A significant difference among the learning algorithms for the case of LAADR and LABANKS did not exist (see Table 2).
For the LAADR dataset, the relevant variables are market capitalization, law and order tradition, capital expenditure to long-term assets ratio, operating expenses to sales ratio, and debt to total assets ratio.
Comparing the main variables selected for LAADR and LABANKS (see Table 3), the main distinctive variable is the size of the company measured by the logarithm of market capitalization for LAADR and the equity index for LABANKS.
The accounting indicators, capital expenditures to long-term assets ratio, operating expenses to sales ratio, and debt to total assets ratio play a central role in the case of LAADR, and long-term assets to deposits ratio in the case of LABANKS.

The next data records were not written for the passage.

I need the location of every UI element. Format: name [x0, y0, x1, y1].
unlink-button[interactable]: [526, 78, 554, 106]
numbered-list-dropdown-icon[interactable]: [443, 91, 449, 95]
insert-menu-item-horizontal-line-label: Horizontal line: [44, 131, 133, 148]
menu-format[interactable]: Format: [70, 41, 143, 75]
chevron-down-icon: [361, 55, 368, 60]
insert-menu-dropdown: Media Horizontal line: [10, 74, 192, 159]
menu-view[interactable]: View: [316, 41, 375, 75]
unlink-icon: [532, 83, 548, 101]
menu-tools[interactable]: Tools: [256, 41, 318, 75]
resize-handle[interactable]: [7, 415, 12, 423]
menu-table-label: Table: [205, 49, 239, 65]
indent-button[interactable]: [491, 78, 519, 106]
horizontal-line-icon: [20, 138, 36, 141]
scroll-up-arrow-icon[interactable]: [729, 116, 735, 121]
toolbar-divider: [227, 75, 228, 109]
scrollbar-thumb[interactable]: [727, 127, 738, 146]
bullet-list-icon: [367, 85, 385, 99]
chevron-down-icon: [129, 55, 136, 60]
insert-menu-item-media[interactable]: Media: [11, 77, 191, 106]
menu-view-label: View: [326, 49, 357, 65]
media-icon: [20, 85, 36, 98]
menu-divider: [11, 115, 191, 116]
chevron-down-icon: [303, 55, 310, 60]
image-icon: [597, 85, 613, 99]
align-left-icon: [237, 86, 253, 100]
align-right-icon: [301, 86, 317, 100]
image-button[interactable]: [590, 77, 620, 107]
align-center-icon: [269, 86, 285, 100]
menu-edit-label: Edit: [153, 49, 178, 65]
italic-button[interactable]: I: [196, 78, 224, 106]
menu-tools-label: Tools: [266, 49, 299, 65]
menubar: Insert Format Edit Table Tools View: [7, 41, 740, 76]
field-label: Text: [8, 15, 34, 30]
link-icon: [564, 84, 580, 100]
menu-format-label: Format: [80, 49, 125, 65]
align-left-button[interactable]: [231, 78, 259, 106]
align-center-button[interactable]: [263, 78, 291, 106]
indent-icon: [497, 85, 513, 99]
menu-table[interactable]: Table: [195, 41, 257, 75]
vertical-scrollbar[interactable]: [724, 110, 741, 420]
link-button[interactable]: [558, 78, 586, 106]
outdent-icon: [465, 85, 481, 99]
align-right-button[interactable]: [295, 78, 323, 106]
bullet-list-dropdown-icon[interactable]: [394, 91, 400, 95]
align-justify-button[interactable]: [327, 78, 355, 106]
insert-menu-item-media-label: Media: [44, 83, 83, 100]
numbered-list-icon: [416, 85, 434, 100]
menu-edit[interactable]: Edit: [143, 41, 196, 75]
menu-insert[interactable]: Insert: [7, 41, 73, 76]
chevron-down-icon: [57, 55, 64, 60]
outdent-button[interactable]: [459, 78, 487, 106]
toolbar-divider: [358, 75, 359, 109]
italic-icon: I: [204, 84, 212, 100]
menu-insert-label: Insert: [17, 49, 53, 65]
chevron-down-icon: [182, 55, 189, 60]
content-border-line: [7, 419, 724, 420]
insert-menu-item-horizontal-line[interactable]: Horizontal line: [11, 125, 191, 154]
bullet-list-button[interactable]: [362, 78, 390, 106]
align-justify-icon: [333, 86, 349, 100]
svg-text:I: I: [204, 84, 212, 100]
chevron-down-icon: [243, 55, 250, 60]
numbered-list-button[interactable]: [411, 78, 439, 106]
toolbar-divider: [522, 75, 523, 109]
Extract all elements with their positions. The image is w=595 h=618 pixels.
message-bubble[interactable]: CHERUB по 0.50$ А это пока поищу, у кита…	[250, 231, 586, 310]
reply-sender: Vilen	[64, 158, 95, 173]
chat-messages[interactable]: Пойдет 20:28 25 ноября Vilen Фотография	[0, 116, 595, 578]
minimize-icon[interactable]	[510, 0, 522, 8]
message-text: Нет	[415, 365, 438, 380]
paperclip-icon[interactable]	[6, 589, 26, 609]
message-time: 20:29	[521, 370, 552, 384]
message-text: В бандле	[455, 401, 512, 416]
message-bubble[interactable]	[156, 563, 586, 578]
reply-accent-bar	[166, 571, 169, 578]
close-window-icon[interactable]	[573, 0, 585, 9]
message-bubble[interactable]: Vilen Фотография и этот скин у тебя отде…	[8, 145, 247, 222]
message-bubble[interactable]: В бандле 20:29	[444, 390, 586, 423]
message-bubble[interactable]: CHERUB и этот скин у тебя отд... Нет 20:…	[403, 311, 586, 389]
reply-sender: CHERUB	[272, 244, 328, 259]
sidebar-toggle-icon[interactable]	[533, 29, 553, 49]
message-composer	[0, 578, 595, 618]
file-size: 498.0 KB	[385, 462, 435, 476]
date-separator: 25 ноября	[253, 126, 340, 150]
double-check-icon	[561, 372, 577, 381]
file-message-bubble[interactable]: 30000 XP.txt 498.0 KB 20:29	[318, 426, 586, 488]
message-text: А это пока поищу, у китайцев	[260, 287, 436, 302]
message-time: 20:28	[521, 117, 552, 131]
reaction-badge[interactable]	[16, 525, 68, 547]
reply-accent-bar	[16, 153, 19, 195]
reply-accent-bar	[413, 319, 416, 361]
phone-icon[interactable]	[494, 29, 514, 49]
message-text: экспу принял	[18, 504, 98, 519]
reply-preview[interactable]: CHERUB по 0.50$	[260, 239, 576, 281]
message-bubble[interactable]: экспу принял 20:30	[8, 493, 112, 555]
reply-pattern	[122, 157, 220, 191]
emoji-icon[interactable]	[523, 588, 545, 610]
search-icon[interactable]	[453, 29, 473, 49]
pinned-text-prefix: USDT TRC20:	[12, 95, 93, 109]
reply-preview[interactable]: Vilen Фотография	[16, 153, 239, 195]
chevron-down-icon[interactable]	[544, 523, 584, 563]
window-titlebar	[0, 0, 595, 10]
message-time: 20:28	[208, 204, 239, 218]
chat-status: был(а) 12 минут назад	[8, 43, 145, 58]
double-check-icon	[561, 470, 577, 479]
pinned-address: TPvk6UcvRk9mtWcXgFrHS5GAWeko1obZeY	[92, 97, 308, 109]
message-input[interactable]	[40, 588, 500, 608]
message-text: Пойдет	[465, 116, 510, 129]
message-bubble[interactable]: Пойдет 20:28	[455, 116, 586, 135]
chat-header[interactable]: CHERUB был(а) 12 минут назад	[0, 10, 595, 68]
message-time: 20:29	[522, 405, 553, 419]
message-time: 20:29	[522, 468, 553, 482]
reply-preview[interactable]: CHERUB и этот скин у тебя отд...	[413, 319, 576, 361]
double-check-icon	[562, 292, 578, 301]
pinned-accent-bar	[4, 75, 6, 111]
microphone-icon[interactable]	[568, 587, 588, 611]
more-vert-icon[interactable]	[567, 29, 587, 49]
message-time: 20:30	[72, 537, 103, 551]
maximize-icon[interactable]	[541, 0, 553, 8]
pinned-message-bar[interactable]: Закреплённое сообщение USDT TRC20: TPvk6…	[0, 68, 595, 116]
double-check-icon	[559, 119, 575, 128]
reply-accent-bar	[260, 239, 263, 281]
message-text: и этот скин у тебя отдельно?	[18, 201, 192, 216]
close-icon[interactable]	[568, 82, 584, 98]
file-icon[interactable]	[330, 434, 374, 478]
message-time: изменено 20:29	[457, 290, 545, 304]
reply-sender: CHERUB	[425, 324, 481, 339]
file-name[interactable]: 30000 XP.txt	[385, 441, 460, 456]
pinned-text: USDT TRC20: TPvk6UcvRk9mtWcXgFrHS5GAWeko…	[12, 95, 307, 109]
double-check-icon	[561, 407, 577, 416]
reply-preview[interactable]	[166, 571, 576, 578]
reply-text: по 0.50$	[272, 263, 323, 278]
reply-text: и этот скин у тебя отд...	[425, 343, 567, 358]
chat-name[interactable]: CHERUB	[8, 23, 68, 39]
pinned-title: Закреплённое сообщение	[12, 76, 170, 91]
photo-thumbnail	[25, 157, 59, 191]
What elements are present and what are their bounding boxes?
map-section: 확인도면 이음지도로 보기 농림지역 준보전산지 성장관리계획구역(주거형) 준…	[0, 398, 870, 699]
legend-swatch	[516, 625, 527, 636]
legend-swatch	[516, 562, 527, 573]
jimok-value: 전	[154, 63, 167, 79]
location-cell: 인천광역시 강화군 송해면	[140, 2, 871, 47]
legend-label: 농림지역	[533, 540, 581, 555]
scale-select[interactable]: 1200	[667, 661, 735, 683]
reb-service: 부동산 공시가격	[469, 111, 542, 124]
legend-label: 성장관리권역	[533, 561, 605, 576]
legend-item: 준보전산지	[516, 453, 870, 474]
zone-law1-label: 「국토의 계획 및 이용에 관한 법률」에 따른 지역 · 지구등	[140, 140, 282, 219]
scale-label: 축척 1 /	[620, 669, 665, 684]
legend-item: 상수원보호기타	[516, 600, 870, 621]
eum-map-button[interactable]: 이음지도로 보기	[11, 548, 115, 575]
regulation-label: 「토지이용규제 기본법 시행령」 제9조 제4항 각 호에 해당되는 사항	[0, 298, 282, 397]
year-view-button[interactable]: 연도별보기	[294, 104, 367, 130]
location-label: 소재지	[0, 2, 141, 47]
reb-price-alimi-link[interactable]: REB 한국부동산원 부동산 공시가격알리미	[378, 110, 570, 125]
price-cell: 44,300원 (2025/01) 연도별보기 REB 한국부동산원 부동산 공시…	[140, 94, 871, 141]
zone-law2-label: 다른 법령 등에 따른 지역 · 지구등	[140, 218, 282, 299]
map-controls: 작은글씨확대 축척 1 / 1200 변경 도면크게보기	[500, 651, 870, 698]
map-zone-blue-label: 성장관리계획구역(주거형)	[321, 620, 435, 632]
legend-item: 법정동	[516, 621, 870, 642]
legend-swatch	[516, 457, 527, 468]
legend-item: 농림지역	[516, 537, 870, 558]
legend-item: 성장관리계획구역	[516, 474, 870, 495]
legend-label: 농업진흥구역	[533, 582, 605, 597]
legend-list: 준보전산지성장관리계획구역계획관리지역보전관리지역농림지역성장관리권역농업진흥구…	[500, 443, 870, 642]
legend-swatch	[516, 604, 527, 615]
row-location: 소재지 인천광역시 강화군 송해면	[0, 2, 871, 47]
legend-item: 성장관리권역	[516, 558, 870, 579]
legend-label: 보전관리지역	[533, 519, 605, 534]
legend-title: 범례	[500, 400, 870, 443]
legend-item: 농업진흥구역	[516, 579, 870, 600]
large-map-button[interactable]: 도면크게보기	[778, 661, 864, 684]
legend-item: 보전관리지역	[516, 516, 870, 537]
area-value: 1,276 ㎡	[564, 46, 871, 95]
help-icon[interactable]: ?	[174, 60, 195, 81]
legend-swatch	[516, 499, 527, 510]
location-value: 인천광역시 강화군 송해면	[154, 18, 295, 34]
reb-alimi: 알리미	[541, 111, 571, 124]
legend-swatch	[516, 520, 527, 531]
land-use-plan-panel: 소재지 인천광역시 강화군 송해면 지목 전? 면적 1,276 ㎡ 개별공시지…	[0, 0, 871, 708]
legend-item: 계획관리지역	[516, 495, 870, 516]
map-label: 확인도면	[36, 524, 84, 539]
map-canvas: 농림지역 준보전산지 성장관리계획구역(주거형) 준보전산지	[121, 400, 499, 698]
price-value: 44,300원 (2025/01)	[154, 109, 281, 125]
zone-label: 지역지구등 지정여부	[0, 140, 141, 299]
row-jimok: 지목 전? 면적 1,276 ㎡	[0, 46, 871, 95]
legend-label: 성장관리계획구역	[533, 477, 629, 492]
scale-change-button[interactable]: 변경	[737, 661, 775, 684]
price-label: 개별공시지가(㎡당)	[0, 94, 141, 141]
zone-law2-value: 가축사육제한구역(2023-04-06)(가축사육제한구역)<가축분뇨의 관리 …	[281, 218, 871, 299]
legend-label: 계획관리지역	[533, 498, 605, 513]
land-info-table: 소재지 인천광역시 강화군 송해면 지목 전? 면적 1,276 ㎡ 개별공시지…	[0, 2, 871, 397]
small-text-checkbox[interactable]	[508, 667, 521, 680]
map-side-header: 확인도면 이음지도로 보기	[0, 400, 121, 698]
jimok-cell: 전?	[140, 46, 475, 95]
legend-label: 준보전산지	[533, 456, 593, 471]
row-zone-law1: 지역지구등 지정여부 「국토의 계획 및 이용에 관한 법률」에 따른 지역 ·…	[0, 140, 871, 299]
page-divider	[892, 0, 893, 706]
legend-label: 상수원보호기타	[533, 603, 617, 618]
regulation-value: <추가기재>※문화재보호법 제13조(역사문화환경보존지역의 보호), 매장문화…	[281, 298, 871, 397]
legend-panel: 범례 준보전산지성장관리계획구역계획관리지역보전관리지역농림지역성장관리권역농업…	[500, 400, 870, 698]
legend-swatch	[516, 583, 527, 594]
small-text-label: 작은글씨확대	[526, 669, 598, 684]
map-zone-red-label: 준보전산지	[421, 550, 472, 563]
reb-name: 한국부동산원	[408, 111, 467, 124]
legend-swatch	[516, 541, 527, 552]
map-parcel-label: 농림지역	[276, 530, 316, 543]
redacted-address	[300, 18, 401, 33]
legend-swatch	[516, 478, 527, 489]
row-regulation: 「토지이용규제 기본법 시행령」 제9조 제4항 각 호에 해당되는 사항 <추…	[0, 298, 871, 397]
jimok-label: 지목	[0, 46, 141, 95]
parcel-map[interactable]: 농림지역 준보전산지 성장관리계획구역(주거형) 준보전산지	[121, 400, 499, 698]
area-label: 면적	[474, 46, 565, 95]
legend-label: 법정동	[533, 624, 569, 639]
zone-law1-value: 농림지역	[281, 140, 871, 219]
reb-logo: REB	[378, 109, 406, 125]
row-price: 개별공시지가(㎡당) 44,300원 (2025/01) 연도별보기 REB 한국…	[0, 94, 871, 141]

Corporate governance variables seem to be more important for LABANKS than for LAADR. Government entities supervise and regulate banks intensely.
The participation of outside directors is the second most importantvariable for LAADR. The finance literature indicated that outside directors supervise managers (Weisbach, 1988; Shivdasani 1993).
In LAADR and LABANKS, insiders' equity ownership is also a relevant variable that affects performance.
The law and order tradition also has a negative relationship with performance for the LAADR. Large Latin American companies probably perform better in environments with a weak legal structure, with less of a tradition of law and order, and with higher levels of corruption because of the close family relationships that help influence government decisions in their favor.
In the case of LAADR and LABANKS, the limited impact of the size of the board of directors and the composition of the board (percent of outsiders) on performance and efficiency give findings similar to what previous studies have indicated for the USA.